In summary, these findings support the reliability of retrospective reporting of SDP and the utility of multiple reporters of maternal behaviors during pregnancy. Further, results of our genetically-informed models suggest a causal association between SDP and lower birth weight, even when genetic and familial influences are accounted for by the model. Thus, this report adds to a body of research supporting a causal pathway to this association and emphasizes the need for continued efforts that can begin to disentangle the complex relationship between SDP and birth weight. Results also stress the importance of studies that can begin to shed light on the motivating factors that influence women to change their smoking behavior from one pregnancy to the next as this might guide ultimate smoking cessation and prevention efforts.
Funding This work supported by NIH Grants: DA023134 (Knopik), DA17671 (Knopik), AA07728 (Heath), AA09022 (Heath), AA11998 (Heath), HD049024 (Heath), AA017688 (Heath), AA021492 (Heath).
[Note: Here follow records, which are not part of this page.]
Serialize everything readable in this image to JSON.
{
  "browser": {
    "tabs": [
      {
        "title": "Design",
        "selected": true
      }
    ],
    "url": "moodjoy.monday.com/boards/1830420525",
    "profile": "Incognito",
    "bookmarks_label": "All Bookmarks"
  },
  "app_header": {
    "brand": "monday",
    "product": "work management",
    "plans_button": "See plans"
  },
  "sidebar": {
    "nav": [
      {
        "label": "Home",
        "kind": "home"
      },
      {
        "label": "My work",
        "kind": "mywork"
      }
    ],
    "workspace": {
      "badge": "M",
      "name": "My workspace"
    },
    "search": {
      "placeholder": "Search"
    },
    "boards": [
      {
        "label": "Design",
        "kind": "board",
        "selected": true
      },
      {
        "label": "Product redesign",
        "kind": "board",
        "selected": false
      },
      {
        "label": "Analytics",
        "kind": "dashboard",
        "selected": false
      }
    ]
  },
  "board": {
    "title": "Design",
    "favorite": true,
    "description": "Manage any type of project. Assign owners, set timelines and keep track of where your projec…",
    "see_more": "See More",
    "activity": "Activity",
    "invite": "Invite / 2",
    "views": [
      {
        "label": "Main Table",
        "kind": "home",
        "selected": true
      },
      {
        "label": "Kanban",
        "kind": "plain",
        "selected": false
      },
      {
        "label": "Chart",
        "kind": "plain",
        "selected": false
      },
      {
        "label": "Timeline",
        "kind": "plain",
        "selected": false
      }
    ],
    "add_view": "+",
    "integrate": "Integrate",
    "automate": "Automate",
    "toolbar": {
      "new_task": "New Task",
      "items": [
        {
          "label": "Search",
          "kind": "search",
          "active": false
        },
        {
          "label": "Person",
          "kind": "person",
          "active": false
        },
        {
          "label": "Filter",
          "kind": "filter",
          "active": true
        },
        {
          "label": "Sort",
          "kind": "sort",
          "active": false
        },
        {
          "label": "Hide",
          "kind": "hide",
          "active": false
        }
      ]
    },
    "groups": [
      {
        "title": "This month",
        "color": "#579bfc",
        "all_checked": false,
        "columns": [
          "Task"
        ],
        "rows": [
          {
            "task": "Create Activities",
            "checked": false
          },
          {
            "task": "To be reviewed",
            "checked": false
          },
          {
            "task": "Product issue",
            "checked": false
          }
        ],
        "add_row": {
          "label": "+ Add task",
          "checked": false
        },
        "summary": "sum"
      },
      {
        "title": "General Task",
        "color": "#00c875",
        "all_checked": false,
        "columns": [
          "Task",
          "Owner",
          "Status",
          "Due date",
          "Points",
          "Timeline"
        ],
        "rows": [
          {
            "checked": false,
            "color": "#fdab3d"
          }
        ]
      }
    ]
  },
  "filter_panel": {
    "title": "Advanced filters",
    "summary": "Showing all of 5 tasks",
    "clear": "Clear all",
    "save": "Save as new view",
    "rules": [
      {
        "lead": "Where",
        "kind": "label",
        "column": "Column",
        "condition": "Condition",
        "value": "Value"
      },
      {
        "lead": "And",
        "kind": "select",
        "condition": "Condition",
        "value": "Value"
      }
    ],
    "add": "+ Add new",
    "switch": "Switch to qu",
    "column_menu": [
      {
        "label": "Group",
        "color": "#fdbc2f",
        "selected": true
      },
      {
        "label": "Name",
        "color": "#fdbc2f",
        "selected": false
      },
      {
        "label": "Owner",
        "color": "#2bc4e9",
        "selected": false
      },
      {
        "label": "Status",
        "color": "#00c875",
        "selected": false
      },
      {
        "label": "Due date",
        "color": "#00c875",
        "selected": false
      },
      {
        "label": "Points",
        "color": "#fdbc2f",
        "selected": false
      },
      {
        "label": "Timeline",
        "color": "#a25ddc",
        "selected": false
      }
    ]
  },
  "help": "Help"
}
Dr. Marceau is supported by T32 DA016184. Dr. Palmer is supported by K01 AA021113 and L30 TR001045. Dr. Smith is supported by T32 MH19927.
Compliance with ethical standards
Conflicts of interest Valerie S. Knopik, Kristine Marceau, Rohan H.C. Palmer, Taylor F. Smith, and Andrew C. Heath declare that they have no conflicts of interest.
Human and animal rights and informed consent All procedures performed in studies involving human participants were in accordance with the ethical standards of the institutional and/or national research committee and with the 1964 Helsinki declaration and its later amendments or comparable ethical standards. Informed consent was obtained from all individual participants included in the study.